Chapitre 13
La télévision avait dit vrai : le confinement était terminé, les gens reprenaient leurs vieilles habitudes, ceux qui en avaient retrouvaient le chemin de leurs résidences secondaires. C’était catastrophique. Je battis en retraite, un peu paniqué. Et toujours aucune apparition d’Alain, je me demandai ce qui lui était arrivé.
De retour dans mon refuge, je fermai les volets et m’assis sur le lit. Il fallait que je réfléchisse à ce que je devais faire. Ces dernières semaines, pas une fois je n’avais pensé qu’il faudrait peut-être un jour que je reparte. Pour être sincère, j’imaginais dorénavant ma vie ici, entre les visites d’Alain et les longues marches dans la forêt. Les présences qui l’habitaient m’intriguaient au plus haut point. Je peux même affirmer que personne, jamais, ne m’avait autant intéressé. J’étais curieux d’en savoir plus sur elles et leurs étranges rites. Il y avait là quelque chose de très important pour moi, pour la suite de mon existence, j’en étais persuadé. Je ne sais pas combien de temps je restais ainsi. Lorsque je me levai et m’approchai de la fenêtre de la chambre, j’aperçu la lueur de la lune à travers l’ouverture en forme de cœur du volet. Alain n’était toujours pas apparu. Je sortis et fus immédiatement surpris par le changement. Sur les pentes de la montagne, de nombreuses petites lumières brillaient. Elles provenaient des différentes habitations, inoccupées jusqu’alors et désormais à nouveau habitées.
Il allait sans doute falloir que je parte d’ici, et dans pas longtemps. Cela me désespérait ; j’eus, pour la première fois depuis longtemps, envie de boire de l’alcool. J’en trouvai dans une des armoires de la cuisine. Une bouteille d’eau de vie de prune. Je m’en servis un petit verre. Puis un autre.

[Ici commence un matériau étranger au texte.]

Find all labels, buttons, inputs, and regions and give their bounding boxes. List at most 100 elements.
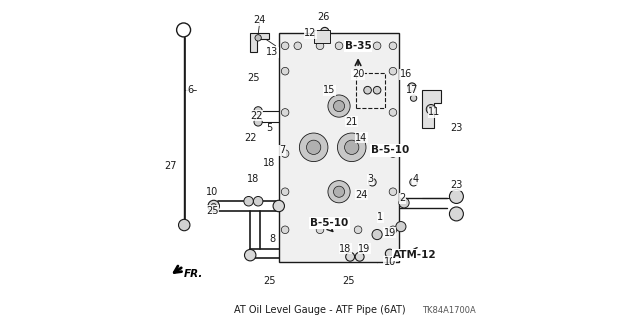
Circle shape — [373, 86, 381, 94]
Circle shape — [355, 42, 362, 50]
Text: 1: 1 — [377, 212, 383, 222]
Circle shape — [316, 226, 324, 234]
Circle shape — [254, 107, 262, 115]
Circle shape — [177, 23, 191, 37]
Circle shape — [410, 95, 417, 101]
Circle shape — [333, 186, 344, 197]
Circle shape — [211, 204, 216, 209]
Text: 8: 8 — [269, 234, 275, 244]
Text: TK84A1700A: TK84A1700A — [422, 307, 476, 316]
Text: 26: 26 — [317, 12, 330, 22]
Text: 2: 2 — [399, 193, 406, 203]
Circle shape — [396, 221, 406, 232]
Circle shape — [410, 178, 417, 186]
Text: 7: 7 — [279, 146, 285, 156]
Circle shape — [282, 150, 289, 157]
Text: 15: 15 — [323, 85, 336, 95]
Circle shape — [282, 108, 289, 116]
Circle shape — [389, 68, 397, 75]
Circle shape — [408, 83, 416, 91]
Polygon shape — [250, 33, 269, 52]
Polygon shape — [422, 90, 440, 128]
Circle shape — [328, 180, 350, 203]
Circle shape — [255, 35, 261, 41]
Circle shape — [449, 189, 463, 204]
Text: FR.: FR. — [184, 269, 203, 279]
Circle shape — [321, 28, 329, 36]
Circle shape — [282, 42, 289, 50]
Circle shape — [449, 207, 463, 221]
Text: 24: 24 — [253, 15, 266, 25]
Circle shape — [344, 140, 359, 155]
Bar — [314, 30, 330, 43]
Circle shape — [389, 150, 397, 157]
Circle shape — [372, 229, 382, 240]
Text: 21: 21 — [346, 117, 358, 127]
Circle shape — [316, 42, 324, 50]
Circle shape — [389, 42, 397, 50]
Text: 13: 13 — [266, 47, 278, 57]
Text: 22: 22 — [244, 133, 257, 143]
Text: 14: 14 — [355, 133, 367, 143]
Circle shape — [282, 188, 289, 196]
Text: 3: 3 — [368, 174, 374, 184]
Text: 19: 19 — [383, 228, 396, 238]
Text: 4: 4 — [412, 174, 418, 184]
Text: 22: 22 — [250, 111, 263, 121]
Circle shape — [389, 188, 397, 196]
Text: AT Oil Level Gauge - ATF Pipe (6AT): AT Oil Level Gauge - ATF Pipe (6AT) — [234, 305, 406, 316]
Text: 19: 19 — [358, 244, 371, 254]
Text: 23: 23 — [450, 123, 463, 133]
Circle shape — [253, 196, 263, 206]
Circle shape — [333, 100, 344, 112]
Circle shape — [254, 118, 262, 126]
Circle shape — [355, 252, 364, 261]
Text: 25: 25 — [342, 276, 355, 285]
Text: 25: 25 — [247, 73, 260, 83]
Circle shape — [389, 108, 397, 116]
Circle shape — [389, 226, 397, 234]
Circle shape — [369, 178, 376, 186]
Circle shape — [355, 226, 362, 234]
Circle shape — [179, 219, 190, 231]
Text: 27: 27 — [164, 161, 177, 171]
Circle shape — [208, 200, 220, 212]
Text: 25: 25 — [263, 276, 275, 285]
Circle shape — [244, 250, 256, 261]
Circle shape — [335, 42, 343, 50]
Circle shape — [294, 42, 301, 50]
Text: 17: 17 — [406, 85, 418, 95]
Text: ATM-12: ATM-12 — [394, 250, 437, 260]
Circle shape — [307, 140, 321, 155]
Circle shape — [328, 95, 350, 117]
Text: 10: 10 — [206, 187, 218, 197]
Text: 16: 16 — [399, 69, 412, 79]
Circle shape — [399, 198, 409, 208]
Text: 25: 25 — [206, 206, 218, 216]
Circle shape — [373, 42, 381, 50]
Text: 24: 24 — [355, 190, 367, 200]
Text: B-5-10: B-5-10 — [310, 219, 349, 228]
Circle shape — [273, 200, 284, 212]
Text: 23: 23 — [450, 180, 463, 190]
Circle shape — [282, 68, 289, 75]
Text: 18: 18 — [263, 158, 275, 168]
Text: 20: 20 — [352, 69, 364, 79]
Text: 6: 6 — [187, 85, 193, 95]
Circle shape — [364, 86, 371, 94]
Circle shape — [337, 133, 366, 162]
Text: B-35: B-35 — [345, 41, 371, 51]
Circle shape — [385, 249, 394, 258]
Circle shape — [300, 133, 328, 162]
Text: 10: 10 — [383, 257, 396, 267]
Circle shape — [244, 196, 253, 206]
Text: 11: 11 — [428, 108, 440, 117]
Text: 12: 12 — [304, 28, 317, 38]
Circle shape — [346, 252, 355, 261]
Text: 18: 18 — [339, 244, 351, 254]
Circle shape — [282, 226, 289, 234]
Text: 5: 5 — [266, 123, 273, 133]
Circle shape — [426, 105, 436, 114]
Bar — [279, 33, 399, 261]
Text: B-5-10: B-5-10 — [371, 146, 409, 156]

Ce sont des bruits de voix qui m’ont réveillé. Des gens tournaient autour du chalet, dehors il faisait jour. J’avais mal à la tête, la bouteille d’eau de vie était à moitié vide. Je jetai un coup d’œil par les ouvertures des volets. Je finis par apercevoir les deux gendarmes qui examinaient l’extérieur. « C’est bizarre, tout semble fermé, personne n’est entré par effraction, mais il y a de nombreuses traces autour du chalet qui semblent indiquer qu’il a récemment été utilisé. Qu’est-ce qu’on fait ? » Sans attendre la réponse, je m’éloignai de la fenêtre. A l’arrière du chalet, il y avait une petite porte. Je l’ouvris avec mille précautions. Les gendarmes étaient toujours devant l’entrée. En rampant, je m’éloignai le plus possible, avant de prendre le risque de me redresser une fois à l’abri d’une petite bosse de terrain. Courbé en deux, je courus le plus silencieusement possible en direction de la forêt. J’arrivai à la lisière et m’apprêtai à disparaître dans les bois lorsque j’entendis des cris.
- Halte ! Ne bougez plus !
- Revenez immédiatement ici !
Malgré le stress et la gueule de bois, je remarquai la contradiction dans les propos des deux gendarmes. L’un et l’autre étant plutôt empâtés, il y avait peu de chance qu’ils me rattrapent. Je m’enfonçai dans la forêt. Je ne m’arrêtai qu’après une heure de crapahutage. Essoufflé, suant, les bras et le visage griffés par les ronces et les branches. Je ne savais pas précisément où j’étais. Assis sur un tronc moussu, je fis le point de la situation. J’étais parti sans provision, sans boussole, sans rien d’autre que les habits que je portai lorsque les gendarmes m’avaient réveillé de ma malencontreuse cuite à la vieille prune. J’avais environ six heures de jour devant moi avant que tombe la nuit. Où aller ?
Je décidai de ne pas agir dans le stress, comme je l’avais fait lorsque les gendarmes m’avaient surpris. Je n’étais malheureusement pas équipé pour survivre en autarcie dans les bois, n’ayant même pas de quoi faire du feu. Il n’y a que l’eau qui ne me manquait pas, des petits ruisseaux coulaient ici et là. Il fallait absolument que je retourne vers des habitations pour voler des habits, de la nourriture, des allumettes et quelques outils. Ensuite, je m’enfoncerai dans les profondeurs des bois pour y mener une existence d’ermite. J’avais hâte !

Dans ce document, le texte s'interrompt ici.